And the technology bag with my kindle, iPad, laptop, and all the miscellaneous chargers and bits and pieces. And of course the last-minute things hurriedly stuffed into more bags and squeezed into corners in the car.

I’ve packed enough for eight days – because it will be six days till I get to my sister’s and her washing machine, and the weather may not be good for drying clothes so I may need another couple of changes. And then I remember Jesus sending His disciples out in Luke 9. ‘He told them “Take nothing for the journey – no staff, no bag, no bread, no money, no extra tunic”.’

I’ve packed several tunics – t-shirts – long-sleeve ones and short-sleeve. I’ve debated about the bag. My preference is for my backpack – but I suppose I’ll need a ladylike handbag too. I don’t use a staff (though I hope His rod and staff will be going with me,along with Him).
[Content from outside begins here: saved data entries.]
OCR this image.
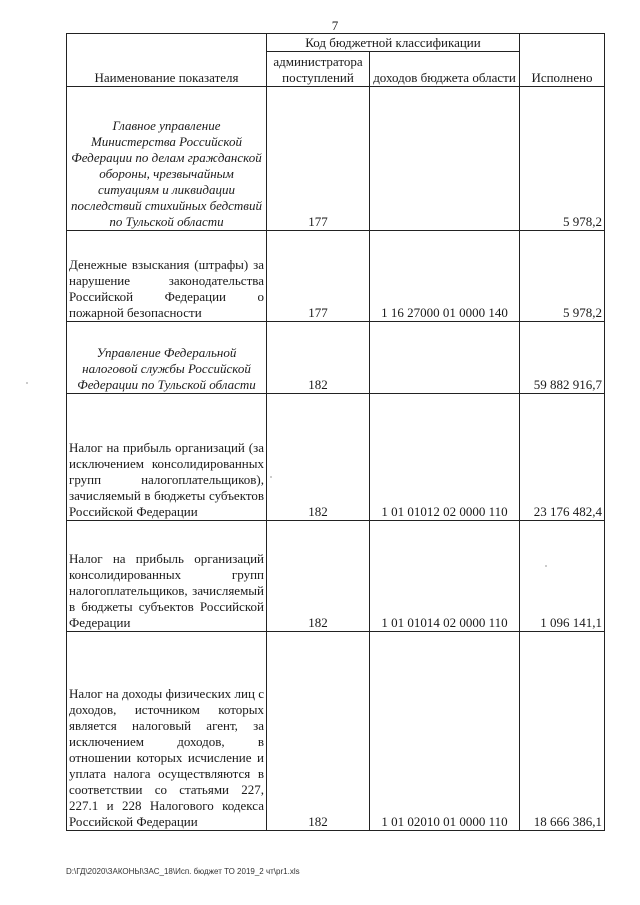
7
Наименование показателя	Код бюджетной классификации		Исполнено
	администратора поступлений	доходов бюджета области	
Главное управление Министерства Российской Федерации по делам гражданской обороны, чрезвычайным ситуациям и ликвидации последствий стихийных бедствий по Тульской области	177		5 978,2
Денежные взыскания (штрафы) за нарушение законодательства Российской Федерации о пожарной безопасности	177	1 16 27000 01 0000 140	5 978,2
Управление Федеральной налоговой службы Российской Федерации по Тульской области	182		59 882 916,7
Налог на прибыль организаций (за исключением консолидированных групп налогоплательщиков), зачисляемый в бюджеты субъектов Российской Федерации	182	1 01 01012 02 0000 110	23 176 482,4
Налог на прибыль организаций консолидированных групп налогоплательщиков, зачисляемый в бюджеты субъектов Российской Федерации	182	1 01 01014 02 0000 110	1 096 141,1
Налог на доходы физических лиц с доходов, источником которых является налоговый агент, за исключением доходов, в отношении которых исчисление и уплата налога осуществляются в соответствии со статьями 227, 227.1 и 228 Налогового кодекса Российской Федерации	182	1 01 02010 01 0000 110	18 666 386,1
D:\ГД\2020\ЗАКОНЫ\ЗАС_18\Исп. бюджет ТО 2019_2 чт\pr1.xls
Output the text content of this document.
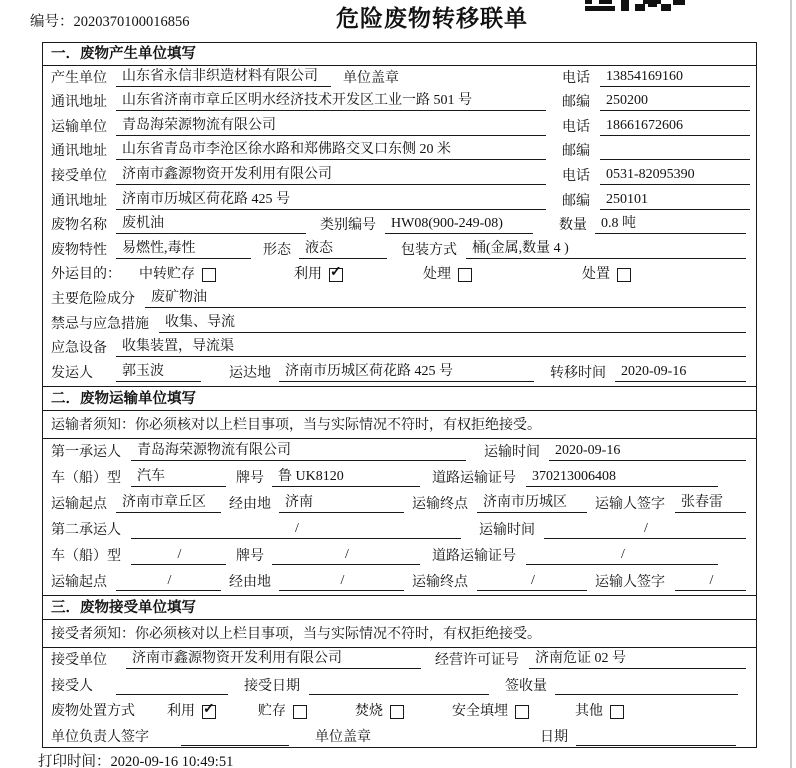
编号：2020370100016856	危险废物转移联单
一．废物产生单位填写
产生单位	山东省永信非织造材料有限公司	单位盖章	电话	13854169160
通讯地址	山东省济南市章丘区明水经济技术开发区工业一路 501 号	邮编	250200
运输单位	青岛海荣源物流有限公司	电话	18661672606
通讯地址	山东省青岛市李沧区徐水路和郑佛路交叉口东侧 20 米	邮编
接受单位	济南市鑫源物资开发利用有限公司	电话	0531-82095390
通讯地址	济南市历城区荷花路 425 号	邮编	250101
废物名称	废机油	类别编号	HW08(900-249-08)	数量	0.8 吨
废物特性	易燃性,毒性	形态	液态	包装方式	桶(金属,数量 4 )
外运目的： 中转贮存	利用 ✓	处理	处置
主要危险成分	废矿物油
禁忌与应急措施	收集、导流
应急设备	收集装置，导流渠
发运人	郭玉波	运达地	济南市历城区荷花路 425 号	转移时间	2020-09-16
二．废物运输单位填写
运输者须知：你必须核对以上栏目事项，当与实际情况不符时，有权拒绝接受。
第一承运人	青岛海荣源物流有限公司	运输时间	2020-09-16
车（船）型	汽车	牌号	鲁 UK8120	道路运输证号	370213006408
运输起点	济南市章丘区	经由地	济南	运输终点	济南市历城区	运输人签字	张春雷
第二承运人	/	运输时间	/
车（船）型	/	牌号	/	道路运输证号	/
运输起点	/	经由地	/	运输终点	/	运输人签字	/
三．废物接受单位填写
接受者须知：你必须核对以上栏目事项，当与实际情况不符时，有权拒绝接受。
接受单位	济南市鑫源物资开发利用有限公司	经营许可证号	济南危证 02 号
接受人	接受日期	签收量
废物处置方式 利用 ✓	贮存	焚烧	安全填埋	其他
单位负责人签字	单位盖章	日期
打印时间：2020-09-16 10:49:51
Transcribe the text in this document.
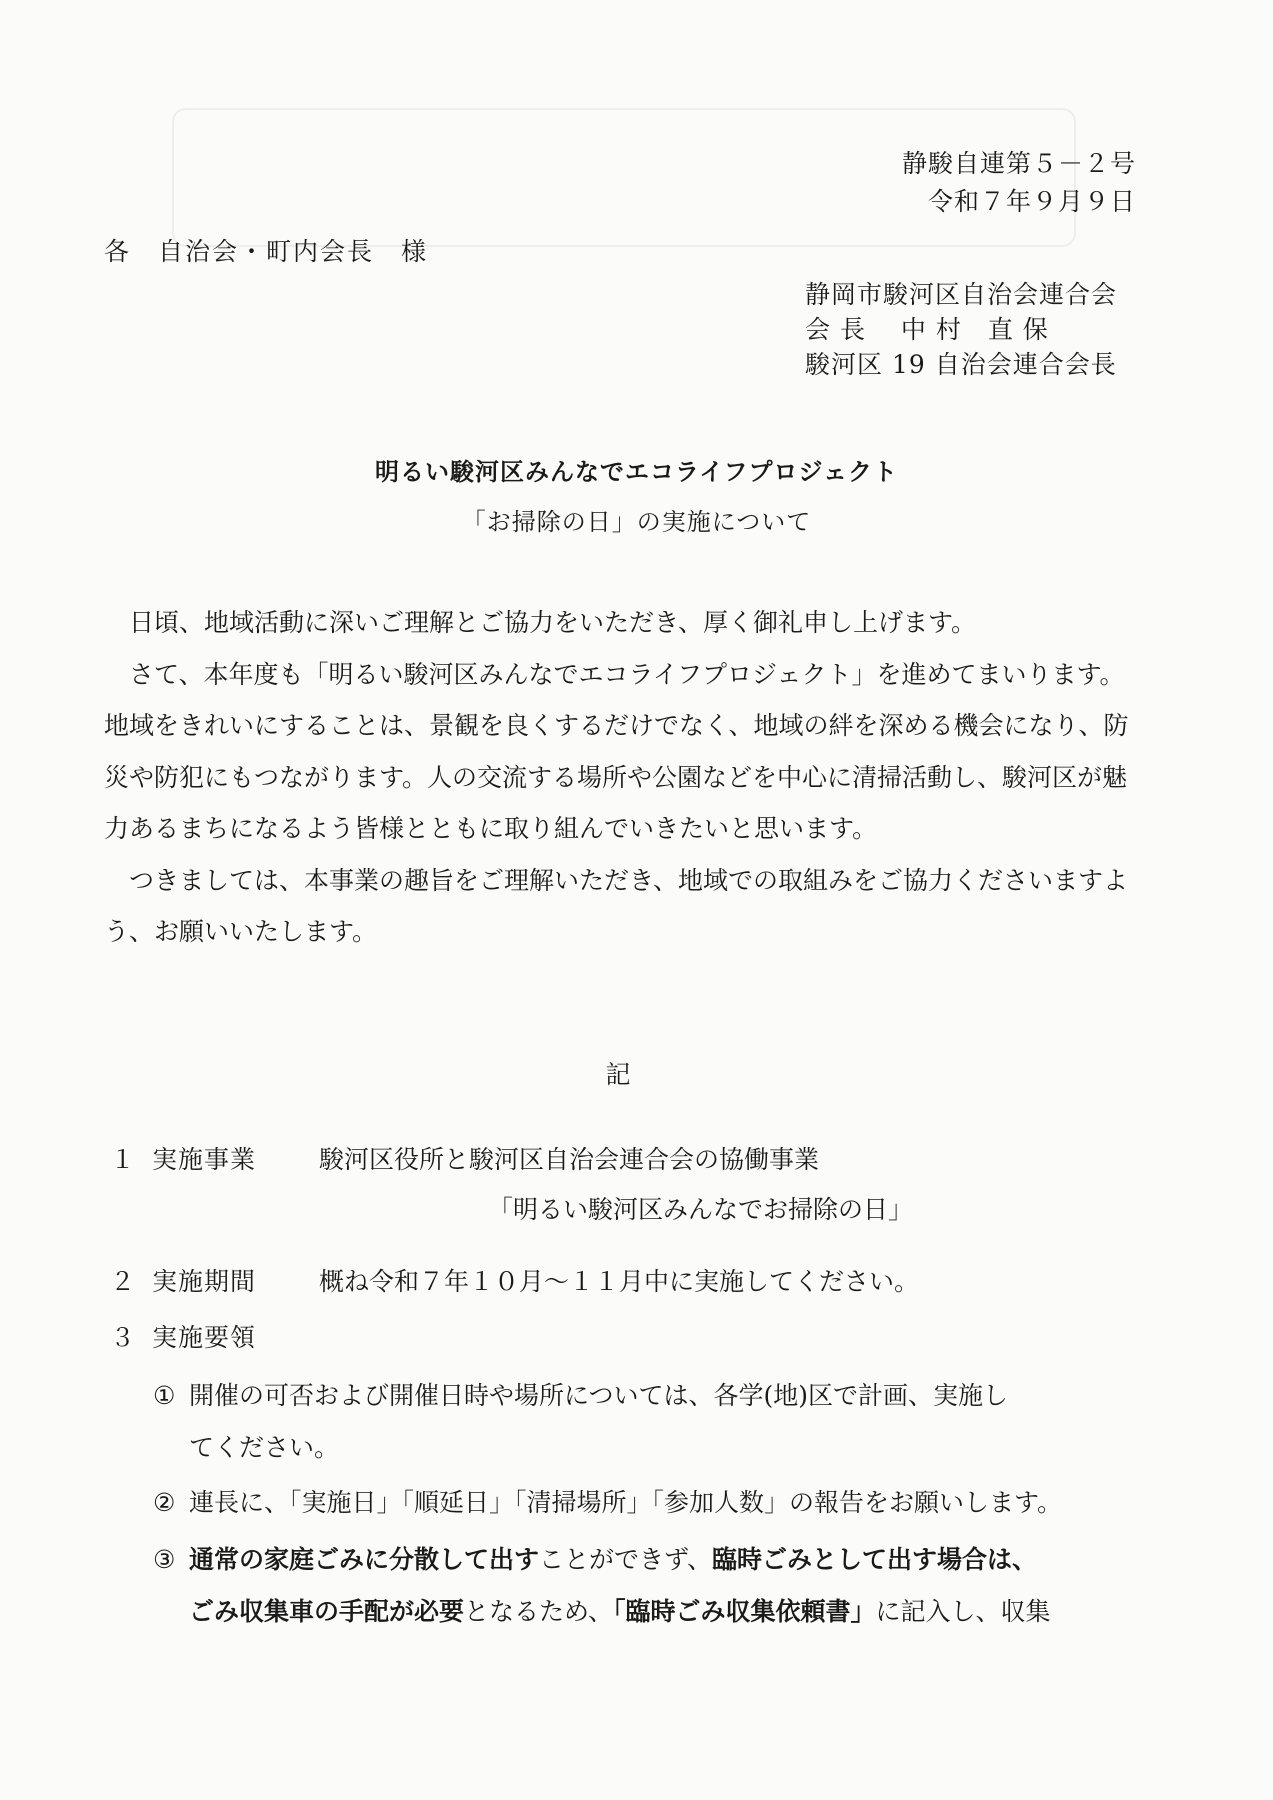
静駿自連第５－２号
令和７年９月９日
各　自治会・町内会長　様
静岡市駿河区自治会連合会
会 長　 中 村　直 保
駿河区 19 自治会連合会長
明るい駿河区みんなでエコライフプロジェクト
「お掃除の日」の実施について

日頃、地域活動に深いご理解とご協力をいただき、厚く御礼申し上げます。

さて、本年度も「明るい駿河区みんなでエコライフプロジェクト」を進めてまいります。地域をきれいにすることは、景観を良くするだけでなく、地域の絆を深める機会になり、防災や防犯にもつながります。人の交流する場所や公園などを中心に清掃活動し、駿河区が魅力あるまちになるよう皆様とともに取り組んでいきたいと思います。

つきましては、本事業の趣旨をご理解いただき、地域での取組みをご協力くださいますよう、お願いいたします。

記
１ 実施事業	駿河区役所と駿河区自治会連合会の協働事業
「明るい駿河区みんなでお掃除の日」
２ 実施期間	概ね令和７年１０月～１１月中に実施してください。
３ 実施要領
① 開催の可否および開催日時や場所については、各学(地)区で計画、実施し
てください。
② 連長に、「実施日」「順延日」「清掃場所」「参加人数」の報告をお願いします。
③ 通常の家庭ごみに分散して出すことができず、臨時ごみとして出す場合は、
ごみ収集車の手配が必要となるため、「臨時ごみ収集依頼書」に記入し、収集
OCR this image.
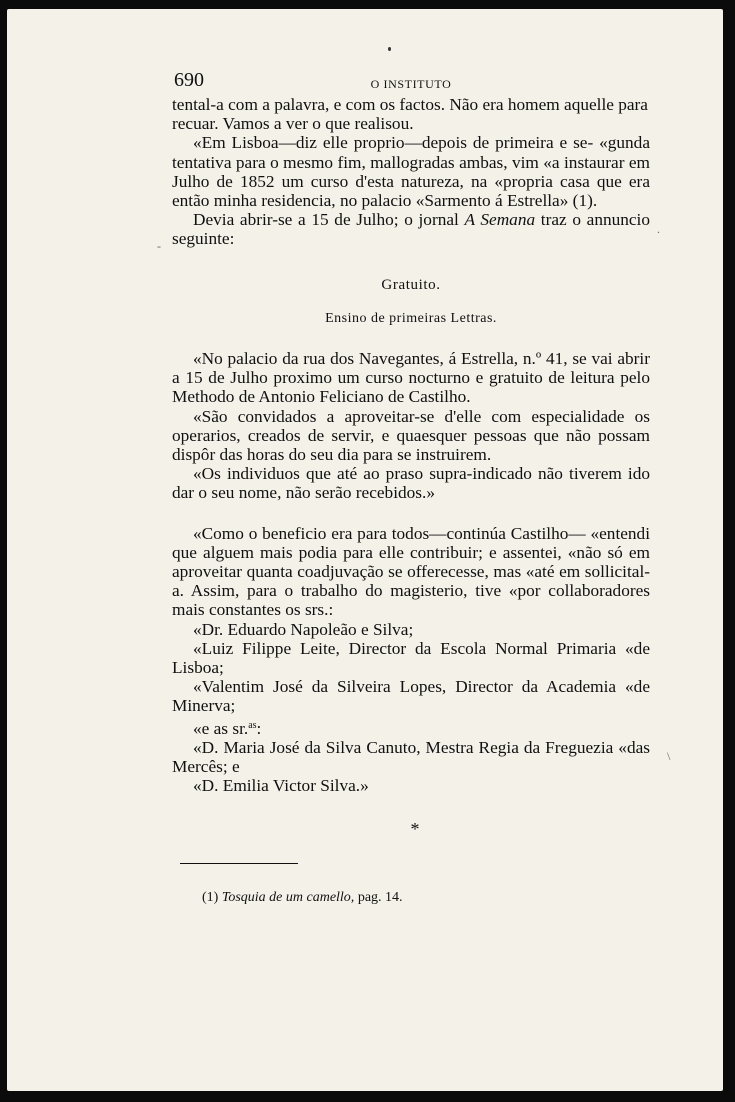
.
-
\
690	O INSTITUTO

tental-a com a palavra, e com os factos. Não era homem aquelle para recuar. Vamos a ver o que realisou.

«Em Lisboa—diz elle proprio—depois de primeira e se- «gunda tentativa para o mesmo fim, mallogradas ambas, vim «a instaurar em Julho de 1852 um curso d'esta natureza, na «propria casa que era então minha residencia, no palacio «Sarmento á Estrella» (1).

Devia abrir-se a 15 de Julho; o jornal A Semana traz o annuncio seguinte:

Gratuito.

Ensino de primeiras Lettras.

«No palacio da rua dos Navegantes, á Estrella, n.º 41, se vai abrir a 15 de Julho proximo um curso nocturno e gratuito de leitura pelo Methodo de Antonio Feliciano de Castilho.

«São convidados a aproveitar-se d'elle com especialidade os operarios, creados de servir, e quaesquer pessoas que não possam dispôr das horas do seu dia para se instruirem.

«Os individuos que até ao praso supra-indicado não tiverem ido dar o seu nome, não serão recebidos.»

«Como o beneficio era para todos—continúa Castilho— «entendi que alguem mais podia para elle contribuir; e assentei, «não só em aproveitar quanta coadjuvação se offerecesse, mas «até em sollicital-a. Assim, para o trabalho do magisterio, tive «por collaboradores mais constantes os srs.:

«Dr. Eduardo Napoleão e Silva;

«Luiz Filippe Leite, Director da Escola Normal Primaria «de Lisboa;

«Valentim José da Silveira Lopes, Director da Academia «de Minerva;

«e as sr.$^{as}$:

«D. Maria José da Silva Canuto, Mestra Regia da Freguezia «das Mercês; e

«D. Emilia Victor Silva.»

*

(1) Tosquia de um camello, pag. 14.
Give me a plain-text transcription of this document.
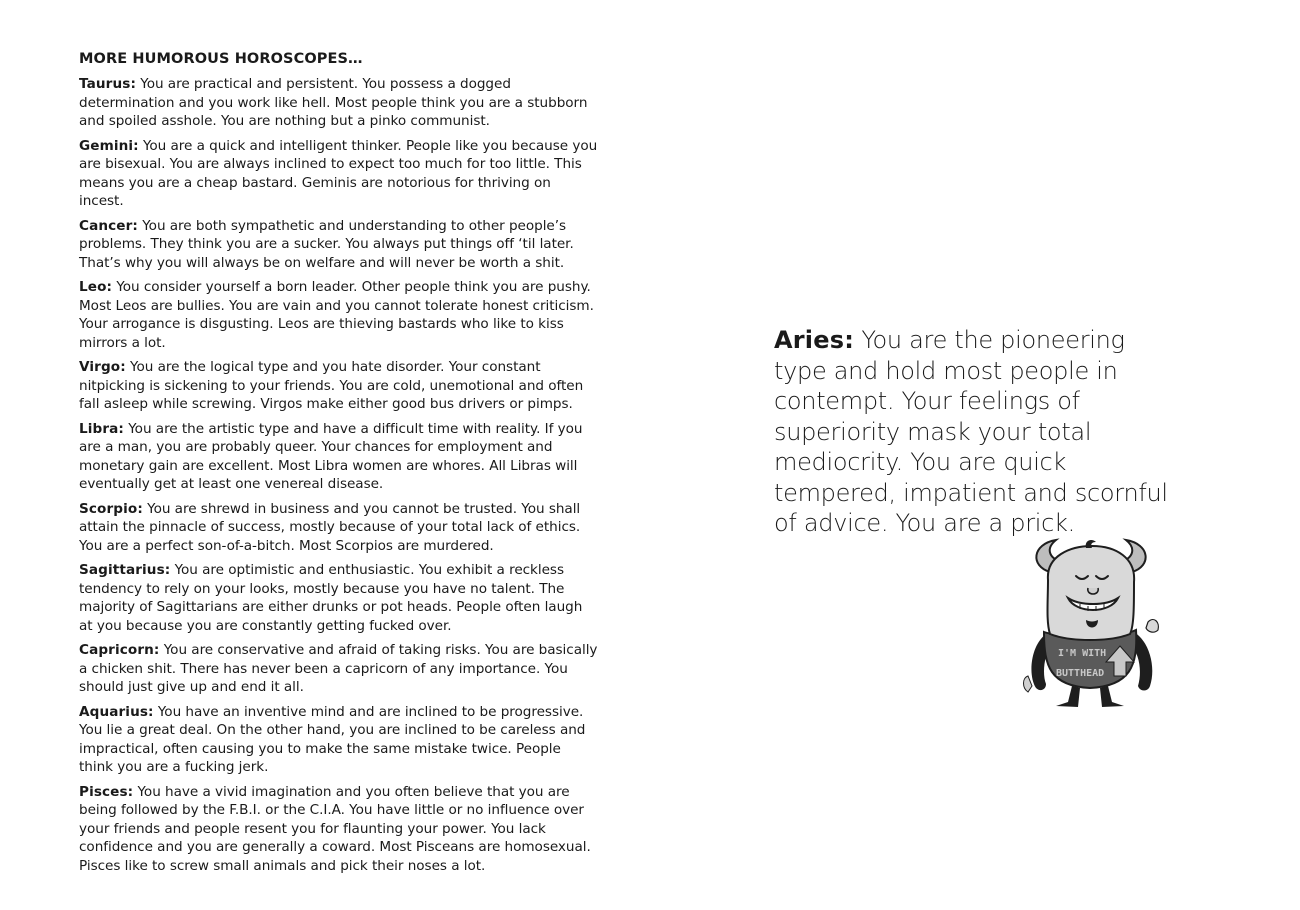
MORE HUMOROUS HOROSCOPES…

Taurus: You are practical and persistent. You possess a dogged determination and you work like hell. Most people think you are a stubborn and spoiled asshole. You are nothing but a pinko communist.

Gemini: You are a quick and intelligent thinker. People like you because you are bisexual. You are always inclined to expect too much for too little. This means you are a cheap bastard. Geminis are notorious for thriving on incest.

Cancer: You are both sympathetic and understanding to other people’s problems. They think you are a sucker. You always put things off ‘til later. That’s why you will always be on welfare and will never be worth a shit.

Leo: You consider yourself a born leader. Other people think you are pushy. Most Leos are bullies. You are vain and you cannot tolerate honest criticism. Your arrogance is disgusting. Leos are thieving bastards who like to kiss mirrors a lot.

Virgo: You are the logical type and you hate disorder. Your constant nitpicking is sickening to your friends. You are cold, unemotional and often fall asleep while screwing. Virgos make either good bus drivers or pimps.

Libra: You are the artistic type and have a difficult time with reality. If you are a man, you are probably queer. Your chances for employment and monetary gain are excellent. Most Libra women are whores. All Libras will eventually get at least one venereal disease.

Scorpio: You are shrewd in business and you cannot be trusted. You shall attain the pinnacle of success, mostly because of your total lack of ethics. You are a perfect son-of-a-bitch. Most Scorpios are murdered.

Sagittarius: You are optimistic and enthusiastic. You exhibit a reckless tendency to rely on your looks, mostly because you have no talent. The majority of Sagittarians are either drunks or pot heads. People often laugh at you because you are constantly getting fucked over.

Capricorn: You are conservative and afraid of taking risks. You are basically a chicken shit. There has never been a capricorn of any importance. You should just give up and end it all.

Aquarius: You have an inventive mind and are inclined to be progressive. You lie a great deal. On the other hand, you are inclined to be careless and impractical, often causing you to make the same mistake twice. People think you are a fucking jerk.

Pisces: You have a vivid imagination and you often believe that you are being followed by the F.B.I. or the C.I.A. You have little or no influence over your friends and people resent you for flaunting your power. You lack confidence and you are generally a coward. Most Pisceans are homosexual. Pisces like to screw small animals and pick their noses a lot.

Aries: You are the pioneering type and hold most people in contempt. Your feelings of superiority mask your total mediocrity. You are quick tempered, impatient and scornful of advice. You are a prick.

I'M WITH
BUTTHEAD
No bread? I was planning on apples, and some bottled water. No money! Ah, but what about credit cards? Do they count?

I think I travel light, compared to many women. When I lived and worked in Northern Nigeria, I could travel for three months round Europe on one medium-sized suitcase thanks to that amazing book, Europe on $10 a day, which taught me about minimalism, and stringing up washing in hotel bedrooms.

Now I’ve written this, I’m tempted to race back into my bedroom and hurl half my packing back in the wardrobe! But I won’t. I remind myself why I’m doing this.  My task of sharing the good news of God’s love needs to be lived as well as preached – and that means turning up travel-stained and rumpled just won’t do. It doesn’t honour either my heavenly Father Who looks after me magnificently or His people whom I’m going to be visiting.

So, back to the packing and finding that happy moderation that will work for this trip without hassle!